Ces décrets honorifiques permettaient à l’Etat d’exposer les mérites accomplis par un citoyen et les récompenses octroyées en remerciement. Pour assurer pérennité et publicité à de telles actions, ces textes étaient gravés dans la pierre et exposés dans un endroit public. Ne nous faisons cependant pas d’illusions. Les badauds de l’Antiquité n’étaient pas différents de ceux d’aujourd’hui; ils ne passaient pas leur temps à lire des textes officiels! En revanche, cette pléthore de textes officiels gravés fait le bonheur des historiens modernes.

Au rythme de la lune

Ces textes, inscrits sur des pierres, ont souvent survécu au-delà des espérances de ceux qui les avaient fait graver. Des fouilles, menées depuis le XIXe siècle, ont permis d’en retrouver des milliers soit sous forme entière, soit de quelques lignes, voire de quelques mots. Parmi ces documents, il y en a quelques-uns, rares, qui concernent les bienfaits accomplis par les gymnasiarques, généreux dans toutes sortes de domaines. Toutefois, concentrons-nous spécifiquement sur l’huile. Tel gymnasiarque fournit de l’huile «généreusement», sans que l’on puisse déterminer précisément ce que cela signifie, d’autant plus, dit le texte que c’était une année exceptionnelle… de treize mois! En effet, si les Anciens avaient bien, comme nous, des années de douze mois, il s’agissait cependant de mois lunaires. Ainsi le calendrier officiel perdait-il chaque année une dizaine de jours par rapport au calendrier solaire. C’est pourquoi, pour faire coïncider les deux, on était obligé d’y introduire régulièrement un mois supplémentaire, appelé mois intercalaire. Le gymnasiarque généreux devait alors s’acquitter de ses tâches un mois supplémentaire et ce geste était scrupuleusement relevé.

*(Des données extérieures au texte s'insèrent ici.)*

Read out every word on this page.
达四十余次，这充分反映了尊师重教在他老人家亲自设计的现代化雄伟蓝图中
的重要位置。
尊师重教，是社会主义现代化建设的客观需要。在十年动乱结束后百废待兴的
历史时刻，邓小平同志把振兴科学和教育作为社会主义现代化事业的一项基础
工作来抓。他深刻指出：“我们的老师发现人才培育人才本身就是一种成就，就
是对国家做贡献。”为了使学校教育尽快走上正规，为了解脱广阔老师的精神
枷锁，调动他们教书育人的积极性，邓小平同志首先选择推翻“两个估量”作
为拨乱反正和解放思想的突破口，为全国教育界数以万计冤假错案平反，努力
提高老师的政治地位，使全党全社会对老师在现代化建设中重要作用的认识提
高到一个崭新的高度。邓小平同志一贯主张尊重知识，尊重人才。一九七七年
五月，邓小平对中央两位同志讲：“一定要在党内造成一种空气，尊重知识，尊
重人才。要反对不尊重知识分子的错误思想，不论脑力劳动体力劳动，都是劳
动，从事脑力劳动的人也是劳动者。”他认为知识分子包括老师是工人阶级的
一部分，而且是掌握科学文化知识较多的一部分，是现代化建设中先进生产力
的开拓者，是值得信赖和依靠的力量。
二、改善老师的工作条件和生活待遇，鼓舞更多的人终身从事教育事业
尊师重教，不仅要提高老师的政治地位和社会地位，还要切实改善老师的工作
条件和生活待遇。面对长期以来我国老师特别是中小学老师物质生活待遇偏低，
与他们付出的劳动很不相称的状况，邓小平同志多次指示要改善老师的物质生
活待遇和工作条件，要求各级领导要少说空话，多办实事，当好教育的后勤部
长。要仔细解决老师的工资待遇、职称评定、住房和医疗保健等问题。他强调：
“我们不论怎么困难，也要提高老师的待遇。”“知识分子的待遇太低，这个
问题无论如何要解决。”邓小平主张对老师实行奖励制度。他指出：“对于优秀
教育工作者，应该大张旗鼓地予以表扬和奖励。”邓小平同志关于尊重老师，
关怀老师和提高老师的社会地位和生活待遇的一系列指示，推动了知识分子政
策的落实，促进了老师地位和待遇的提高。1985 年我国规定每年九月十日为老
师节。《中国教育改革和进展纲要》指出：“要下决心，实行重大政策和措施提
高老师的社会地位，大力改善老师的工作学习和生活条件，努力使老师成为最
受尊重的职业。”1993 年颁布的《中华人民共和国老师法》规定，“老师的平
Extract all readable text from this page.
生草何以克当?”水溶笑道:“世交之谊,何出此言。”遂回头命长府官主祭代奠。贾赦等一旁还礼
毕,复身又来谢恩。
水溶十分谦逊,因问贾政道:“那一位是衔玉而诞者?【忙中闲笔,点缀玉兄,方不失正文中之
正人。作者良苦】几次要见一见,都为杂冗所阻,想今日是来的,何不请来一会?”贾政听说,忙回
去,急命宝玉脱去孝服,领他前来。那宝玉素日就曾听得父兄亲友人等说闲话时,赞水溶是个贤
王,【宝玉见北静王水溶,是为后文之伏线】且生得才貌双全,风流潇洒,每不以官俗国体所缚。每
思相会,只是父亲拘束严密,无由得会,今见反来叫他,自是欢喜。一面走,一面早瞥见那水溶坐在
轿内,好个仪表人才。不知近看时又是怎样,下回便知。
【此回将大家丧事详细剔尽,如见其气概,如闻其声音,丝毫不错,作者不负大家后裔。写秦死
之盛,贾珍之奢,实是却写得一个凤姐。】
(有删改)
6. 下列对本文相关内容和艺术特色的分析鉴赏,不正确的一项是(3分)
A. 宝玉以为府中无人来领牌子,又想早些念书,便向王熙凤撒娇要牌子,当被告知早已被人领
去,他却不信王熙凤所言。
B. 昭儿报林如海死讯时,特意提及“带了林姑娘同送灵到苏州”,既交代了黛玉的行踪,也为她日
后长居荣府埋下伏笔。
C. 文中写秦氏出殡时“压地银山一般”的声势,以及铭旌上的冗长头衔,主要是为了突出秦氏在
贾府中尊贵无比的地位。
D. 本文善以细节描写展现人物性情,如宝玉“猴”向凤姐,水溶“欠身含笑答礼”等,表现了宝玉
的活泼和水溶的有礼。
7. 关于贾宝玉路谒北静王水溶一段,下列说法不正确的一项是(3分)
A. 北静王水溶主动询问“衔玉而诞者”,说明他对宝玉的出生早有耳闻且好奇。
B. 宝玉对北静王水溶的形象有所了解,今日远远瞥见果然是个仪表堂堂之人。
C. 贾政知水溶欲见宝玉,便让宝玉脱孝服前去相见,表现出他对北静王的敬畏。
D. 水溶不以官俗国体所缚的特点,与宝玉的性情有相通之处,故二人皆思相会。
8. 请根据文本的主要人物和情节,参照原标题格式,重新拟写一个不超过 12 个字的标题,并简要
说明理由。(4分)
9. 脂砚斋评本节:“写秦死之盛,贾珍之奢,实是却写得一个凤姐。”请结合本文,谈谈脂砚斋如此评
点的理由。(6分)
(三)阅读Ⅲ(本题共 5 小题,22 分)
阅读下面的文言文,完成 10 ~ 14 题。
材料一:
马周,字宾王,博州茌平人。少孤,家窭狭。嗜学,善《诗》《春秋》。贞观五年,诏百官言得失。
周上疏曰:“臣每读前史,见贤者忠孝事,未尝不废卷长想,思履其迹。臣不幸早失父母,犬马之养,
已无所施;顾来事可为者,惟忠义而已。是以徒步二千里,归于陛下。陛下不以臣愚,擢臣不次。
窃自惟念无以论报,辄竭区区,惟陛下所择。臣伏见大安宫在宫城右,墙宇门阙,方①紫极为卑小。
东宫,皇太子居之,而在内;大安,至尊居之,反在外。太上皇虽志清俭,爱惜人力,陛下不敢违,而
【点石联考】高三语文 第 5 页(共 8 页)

Tel autre gymnasiarque est félicité pour avoir permis que l’huile qu’il offrait sur ses propres biens, en quantités généreuses et de bonne qualité, fût à disposition toute la journée et non seulement à heures fixes.

La générosité des gymnasiarques dans tous les domaines et particulièrement dans celui de l’huile, est un moyen pour les historiens modernes de comprendre les changements qui ont marqué la société de l’Antiquité. Les Grecs, en effet, vivent dans une société machiste, dans laquelle l’égalité ne concerne que les citoyens mâles. Sont citoyens uniquement les hommes appartenant à une cité, donc ni les étrangers – même libres – ni les esclaves. Ce n’est que tardivement qu’apparaîtront des gymnasiarques très riches, qui n’hésiteront pas à utiliser leurs biens pour démontrer leur générosité. Un phénomène qui porte le nom d’évergétisme et sera repris par la société romaine où les différences basées sur l’argent reflèteront plus les inégalités sociales.

 

Notre expert Olivier Curty est maître d’enseignement et de recherche au Département d’histoire de l’Antiquité, spécialisé dans l’étude de l’épigraphie de l’époque hellénistique.